La Corte di Cassazione con l’ordinanza n. 2470, del 5 febbraio 2026, ribadisce il limite della responsabilità del socio accomandante.
Nel caso in esame la Commissione tributaria regionale ha accolto l’appello del contribuente e annullato la cartella di pagamento relativa all’imposta di registro e sanzioni dovute da una s.a.s. estinta, di cui il ricorrente è il socio accomandante.
Avverso la sentenza sfavorevole l’Agenzia delle Entrate è ricorsa in Cassazione con una serie articolata di motivazioni.
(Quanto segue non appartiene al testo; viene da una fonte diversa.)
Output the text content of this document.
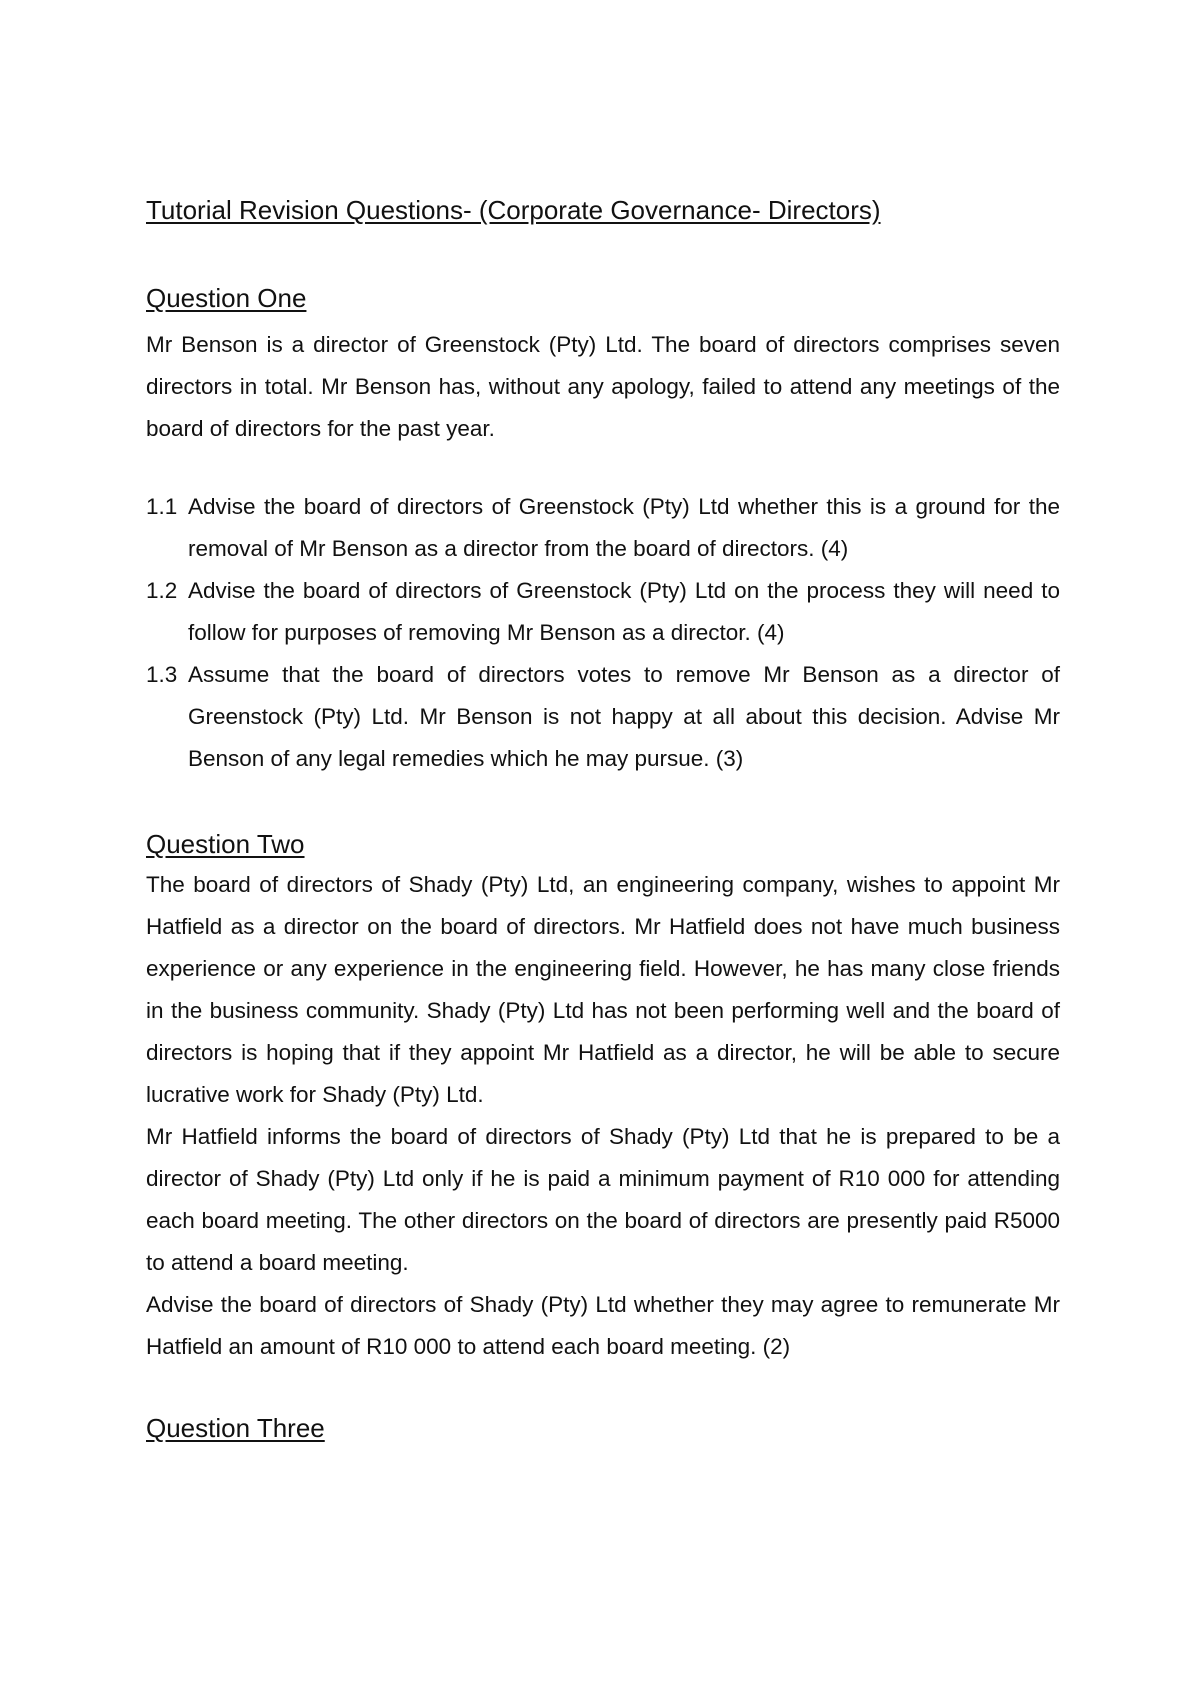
Tutorial Revision Questions- (Corporate Governance- Directors)
Question One

Mr Benson is a director of Greenstock (Pty) Ltd. The board of directors comprises seven directors in total. Mr Benson has, without any apology, failed to attend any meetings of the board of directors for the past year.

1.1 Advise the board of directors of Greenstock (Pty) Ltd whether this is a ground for the removal of Mr Benson as a director from the board of directors. (4)
1.2 Advise the board of directors of Greenstock (Pty) Ltd on the process they will need to follow for purposes of removing Mr Benson as a director. (4)
1.3 Assume that the board of directors votes to remove Mr Benson as a director of Greenstock (Pty) Ltd. Mr Benson is not happy at all about this decision. Advise Mr Benson of any legal remedies which he may pursue. (3)
Question Two

The board of directors of Shady (Pty) Ltd, an engineering company, wishes to appoint Mr Hatfield as a director on the board of directors. Mr Hatfield does not have much business experience or any experience in the engineering field. However, he has many close friends in the business community. Shady (Pty) Ltd has not been performing well and the board of directors is hoping that if they appoint Mr Hatfield as a director, he will be able to secure lucrative work for Shady (Pty) Ltd.

Mr Hatfield informs the board of directors of Shady (Pty) Ltd that he is prepared to be a director of Shady (Pty) Ltd only if he is paid a minimum payment of R10 000 for attending each board meeting. The other directors on the board of directors are presently paid R5000 to attend a board meeting.

Advise the board of directors of Shady (Pty) Ltd whether they may agree to remunerate Mr Hatfield an amount of R10 000 to attend each board meeting. (2)

Question Three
In particolare l’Agenzia delle Entrate ritiene che sia stato violato l’art. 21, D.Lgs. 546/1992 e la violazione e falsa applicazione dell’art. 28, D.Lgs. n. 175/2014 e degli artt. 1309, 2312, 2313 e 2495 c.c.; in sostanza l’Agenzia delle Entrate sosteneva che il socio accomandante era responsabile dei debiti tributari della società estinta.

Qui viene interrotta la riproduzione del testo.